The government says only one percent of the civilians killed in the vortex of violence are “innocent victims.” But local and international studies and investigations and the personal accounts collected by the peace movement led by Sicilia indicate that not only drug cartels are behind the disappearances and killings.
In Mexico there is no protocol for collecting information on missing persons, or for medical examiners to register information. Each state has its own system for identifying bodies, and neither fingerprints nor dental X-rays nor DNA samples are taken. The dead are simply buried as John or Jane Doe.
According to the most recent official statistics, since 2006 more than 150 clandestine mass graves have been found in 22 of Mexico’s 32 states, holding a combined total of 712 corpses of people presumably killed by drug cartels.
The recommendations of international bodies on collecting forensic evidence include dealing with human remains in a respectful and dignified manner.
But in the northwest state of Durango, for example, where more than 200 bodies have been found in the last three months, the exhumations have been done with a power shovel.
On Jul. 7, Javier Sicilia and former Mexico City ombudsman Emilio Álvarez presented files on 13 documented cases of disappearances to the Nuevo León chief prosecutor. After a meeting that lasted hours, the activists and relatives of the missing came out with long faces and the promise of another meeting, on Aug. 10.

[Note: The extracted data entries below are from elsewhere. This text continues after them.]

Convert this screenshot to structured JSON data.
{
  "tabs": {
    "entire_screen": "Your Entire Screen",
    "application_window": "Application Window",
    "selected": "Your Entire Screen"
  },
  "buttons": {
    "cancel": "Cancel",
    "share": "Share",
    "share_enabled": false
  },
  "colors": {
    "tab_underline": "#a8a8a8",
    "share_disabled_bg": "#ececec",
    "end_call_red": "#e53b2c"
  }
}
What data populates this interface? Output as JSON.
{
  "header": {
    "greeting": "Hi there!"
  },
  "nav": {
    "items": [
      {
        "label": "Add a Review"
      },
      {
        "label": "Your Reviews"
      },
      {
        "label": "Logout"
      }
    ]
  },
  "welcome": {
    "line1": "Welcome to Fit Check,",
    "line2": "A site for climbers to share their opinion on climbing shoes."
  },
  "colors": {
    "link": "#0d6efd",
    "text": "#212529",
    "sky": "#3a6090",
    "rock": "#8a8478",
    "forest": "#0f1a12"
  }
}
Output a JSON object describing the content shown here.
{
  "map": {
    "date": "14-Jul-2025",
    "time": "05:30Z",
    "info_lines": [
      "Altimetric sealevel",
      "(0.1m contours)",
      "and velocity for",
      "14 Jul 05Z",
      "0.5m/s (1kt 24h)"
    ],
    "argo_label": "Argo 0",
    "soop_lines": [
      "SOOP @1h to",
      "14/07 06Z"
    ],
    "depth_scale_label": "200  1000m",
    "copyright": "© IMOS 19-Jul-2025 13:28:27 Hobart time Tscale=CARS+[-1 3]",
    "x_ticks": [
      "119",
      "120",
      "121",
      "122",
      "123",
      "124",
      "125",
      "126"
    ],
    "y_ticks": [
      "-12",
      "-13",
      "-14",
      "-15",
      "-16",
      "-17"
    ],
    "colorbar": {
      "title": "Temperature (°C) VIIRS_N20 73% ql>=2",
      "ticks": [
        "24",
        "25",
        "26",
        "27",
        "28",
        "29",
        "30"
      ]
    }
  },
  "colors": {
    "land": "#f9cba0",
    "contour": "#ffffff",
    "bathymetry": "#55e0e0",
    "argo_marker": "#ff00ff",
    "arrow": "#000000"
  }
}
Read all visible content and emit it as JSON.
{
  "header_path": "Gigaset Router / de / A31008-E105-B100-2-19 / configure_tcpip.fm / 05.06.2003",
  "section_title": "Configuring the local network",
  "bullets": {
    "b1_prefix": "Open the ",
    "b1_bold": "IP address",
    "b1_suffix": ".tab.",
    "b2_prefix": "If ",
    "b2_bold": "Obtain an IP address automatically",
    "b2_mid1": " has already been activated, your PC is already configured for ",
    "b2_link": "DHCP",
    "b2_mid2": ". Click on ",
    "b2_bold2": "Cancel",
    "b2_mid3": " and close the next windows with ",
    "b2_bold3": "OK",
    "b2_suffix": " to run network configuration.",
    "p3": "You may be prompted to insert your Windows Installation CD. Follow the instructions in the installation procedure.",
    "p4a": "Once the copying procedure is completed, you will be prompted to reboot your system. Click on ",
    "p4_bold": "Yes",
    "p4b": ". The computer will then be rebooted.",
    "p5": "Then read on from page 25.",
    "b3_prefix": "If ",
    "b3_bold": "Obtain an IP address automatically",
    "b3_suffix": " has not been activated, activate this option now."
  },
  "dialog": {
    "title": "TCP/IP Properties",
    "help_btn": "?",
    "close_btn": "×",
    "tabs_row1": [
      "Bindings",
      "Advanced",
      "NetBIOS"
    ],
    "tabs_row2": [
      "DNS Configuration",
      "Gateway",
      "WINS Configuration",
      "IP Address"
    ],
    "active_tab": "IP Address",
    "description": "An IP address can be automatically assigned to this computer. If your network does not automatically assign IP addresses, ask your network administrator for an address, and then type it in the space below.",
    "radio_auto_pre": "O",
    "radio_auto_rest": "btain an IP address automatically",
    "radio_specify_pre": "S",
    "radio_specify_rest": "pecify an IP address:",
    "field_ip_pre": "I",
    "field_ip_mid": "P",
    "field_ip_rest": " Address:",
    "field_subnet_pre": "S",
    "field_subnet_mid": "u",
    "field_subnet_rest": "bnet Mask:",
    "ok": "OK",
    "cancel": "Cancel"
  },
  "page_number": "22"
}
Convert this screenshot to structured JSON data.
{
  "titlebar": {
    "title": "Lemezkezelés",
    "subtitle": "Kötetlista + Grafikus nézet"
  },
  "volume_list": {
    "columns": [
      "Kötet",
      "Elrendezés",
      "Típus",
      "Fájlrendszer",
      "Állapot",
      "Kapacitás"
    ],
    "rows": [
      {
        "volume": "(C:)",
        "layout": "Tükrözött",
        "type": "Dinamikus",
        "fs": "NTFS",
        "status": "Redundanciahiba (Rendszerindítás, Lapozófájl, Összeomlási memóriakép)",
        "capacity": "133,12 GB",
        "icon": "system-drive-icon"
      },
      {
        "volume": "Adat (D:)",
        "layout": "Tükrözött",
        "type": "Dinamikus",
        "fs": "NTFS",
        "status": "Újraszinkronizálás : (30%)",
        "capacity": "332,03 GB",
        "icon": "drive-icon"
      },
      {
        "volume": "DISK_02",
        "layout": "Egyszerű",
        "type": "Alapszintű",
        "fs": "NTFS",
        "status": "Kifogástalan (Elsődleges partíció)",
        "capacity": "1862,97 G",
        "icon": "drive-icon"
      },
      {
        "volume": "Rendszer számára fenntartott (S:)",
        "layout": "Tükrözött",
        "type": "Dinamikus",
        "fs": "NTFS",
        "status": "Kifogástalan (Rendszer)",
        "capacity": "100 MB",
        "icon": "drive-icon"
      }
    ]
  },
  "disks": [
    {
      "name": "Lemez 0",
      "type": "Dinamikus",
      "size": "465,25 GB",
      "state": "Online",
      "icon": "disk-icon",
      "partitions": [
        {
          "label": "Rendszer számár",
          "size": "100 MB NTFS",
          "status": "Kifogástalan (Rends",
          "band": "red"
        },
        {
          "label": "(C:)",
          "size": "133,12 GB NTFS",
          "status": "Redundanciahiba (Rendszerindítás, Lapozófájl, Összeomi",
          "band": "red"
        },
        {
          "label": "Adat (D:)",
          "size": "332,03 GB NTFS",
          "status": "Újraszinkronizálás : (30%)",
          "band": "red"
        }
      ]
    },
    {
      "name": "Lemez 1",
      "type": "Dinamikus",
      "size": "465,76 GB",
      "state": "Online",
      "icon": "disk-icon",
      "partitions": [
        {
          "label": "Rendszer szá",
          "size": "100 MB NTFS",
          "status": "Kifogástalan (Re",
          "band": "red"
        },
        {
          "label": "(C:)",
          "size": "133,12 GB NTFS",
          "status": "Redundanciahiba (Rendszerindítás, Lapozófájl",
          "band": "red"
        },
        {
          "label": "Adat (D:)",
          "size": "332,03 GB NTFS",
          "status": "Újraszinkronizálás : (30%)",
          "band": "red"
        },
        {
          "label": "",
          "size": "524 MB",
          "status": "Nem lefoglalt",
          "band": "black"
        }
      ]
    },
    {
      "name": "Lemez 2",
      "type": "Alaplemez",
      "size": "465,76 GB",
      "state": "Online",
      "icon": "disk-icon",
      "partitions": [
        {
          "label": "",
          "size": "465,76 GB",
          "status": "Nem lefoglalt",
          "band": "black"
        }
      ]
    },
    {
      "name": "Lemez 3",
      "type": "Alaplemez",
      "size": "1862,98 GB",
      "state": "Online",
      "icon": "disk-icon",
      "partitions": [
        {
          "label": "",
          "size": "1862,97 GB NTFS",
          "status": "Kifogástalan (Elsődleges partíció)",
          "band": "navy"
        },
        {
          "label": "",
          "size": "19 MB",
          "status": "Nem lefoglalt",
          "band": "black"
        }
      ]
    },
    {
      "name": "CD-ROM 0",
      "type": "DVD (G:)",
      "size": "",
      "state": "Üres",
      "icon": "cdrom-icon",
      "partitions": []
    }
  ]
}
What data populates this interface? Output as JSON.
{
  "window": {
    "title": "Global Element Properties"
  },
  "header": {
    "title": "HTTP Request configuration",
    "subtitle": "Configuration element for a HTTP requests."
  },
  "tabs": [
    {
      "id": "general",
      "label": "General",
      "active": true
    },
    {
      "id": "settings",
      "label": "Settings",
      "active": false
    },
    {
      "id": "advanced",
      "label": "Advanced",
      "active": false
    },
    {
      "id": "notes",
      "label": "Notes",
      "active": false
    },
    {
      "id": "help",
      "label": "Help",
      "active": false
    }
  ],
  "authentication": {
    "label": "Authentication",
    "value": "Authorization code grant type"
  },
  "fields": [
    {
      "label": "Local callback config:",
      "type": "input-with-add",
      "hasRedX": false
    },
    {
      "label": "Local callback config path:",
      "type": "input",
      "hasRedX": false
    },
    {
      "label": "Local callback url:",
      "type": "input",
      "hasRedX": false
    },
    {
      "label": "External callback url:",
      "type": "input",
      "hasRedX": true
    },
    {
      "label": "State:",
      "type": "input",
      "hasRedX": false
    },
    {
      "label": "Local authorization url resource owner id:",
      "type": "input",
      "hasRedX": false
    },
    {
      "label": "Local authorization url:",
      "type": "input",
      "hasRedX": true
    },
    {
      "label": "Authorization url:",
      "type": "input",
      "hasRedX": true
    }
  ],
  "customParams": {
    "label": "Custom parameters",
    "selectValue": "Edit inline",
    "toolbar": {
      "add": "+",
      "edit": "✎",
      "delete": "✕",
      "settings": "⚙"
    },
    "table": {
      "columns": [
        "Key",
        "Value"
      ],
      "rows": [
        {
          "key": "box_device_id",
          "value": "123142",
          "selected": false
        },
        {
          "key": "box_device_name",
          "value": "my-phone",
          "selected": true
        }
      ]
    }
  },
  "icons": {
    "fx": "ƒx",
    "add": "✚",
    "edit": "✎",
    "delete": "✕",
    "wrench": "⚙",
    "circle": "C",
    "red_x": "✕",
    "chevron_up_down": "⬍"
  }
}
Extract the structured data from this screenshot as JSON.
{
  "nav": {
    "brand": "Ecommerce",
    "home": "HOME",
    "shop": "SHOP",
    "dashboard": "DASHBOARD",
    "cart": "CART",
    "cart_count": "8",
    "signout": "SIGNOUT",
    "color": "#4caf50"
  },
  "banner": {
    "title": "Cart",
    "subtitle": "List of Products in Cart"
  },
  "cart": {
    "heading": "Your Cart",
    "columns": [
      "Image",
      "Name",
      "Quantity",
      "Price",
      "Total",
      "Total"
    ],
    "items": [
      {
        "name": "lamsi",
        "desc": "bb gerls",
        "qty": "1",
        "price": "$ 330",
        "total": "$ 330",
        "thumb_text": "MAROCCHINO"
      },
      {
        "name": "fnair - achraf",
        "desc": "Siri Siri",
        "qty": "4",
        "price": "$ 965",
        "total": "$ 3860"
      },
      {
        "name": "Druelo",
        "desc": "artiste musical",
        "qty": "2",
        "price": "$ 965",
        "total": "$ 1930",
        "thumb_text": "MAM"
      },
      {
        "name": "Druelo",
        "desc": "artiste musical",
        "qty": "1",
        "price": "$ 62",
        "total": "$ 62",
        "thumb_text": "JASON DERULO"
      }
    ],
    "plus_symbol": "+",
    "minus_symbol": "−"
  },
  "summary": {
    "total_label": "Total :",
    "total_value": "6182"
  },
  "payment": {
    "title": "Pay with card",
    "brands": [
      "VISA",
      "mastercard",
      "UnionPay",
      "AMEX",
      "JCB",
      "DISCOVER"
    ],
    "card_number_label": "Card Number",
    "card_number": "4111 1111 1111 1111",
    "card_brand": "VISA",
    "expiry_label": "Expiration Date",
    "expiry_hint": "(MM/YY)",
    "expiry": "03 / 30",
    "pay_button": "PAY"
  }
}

“There will be no quick or easy solution, but we have to keep pushing,” Álvarez told the families. “We can’t let them hurt us further; they have already hurt us enough.”
The families have not given up hope. “I will not stop or rest until I have an answer,” Julia Alonso told IPS. “Nor am I going to hide. If this (the victims’ movement) can bring an end to the killings of young people in this country, I will be happy.”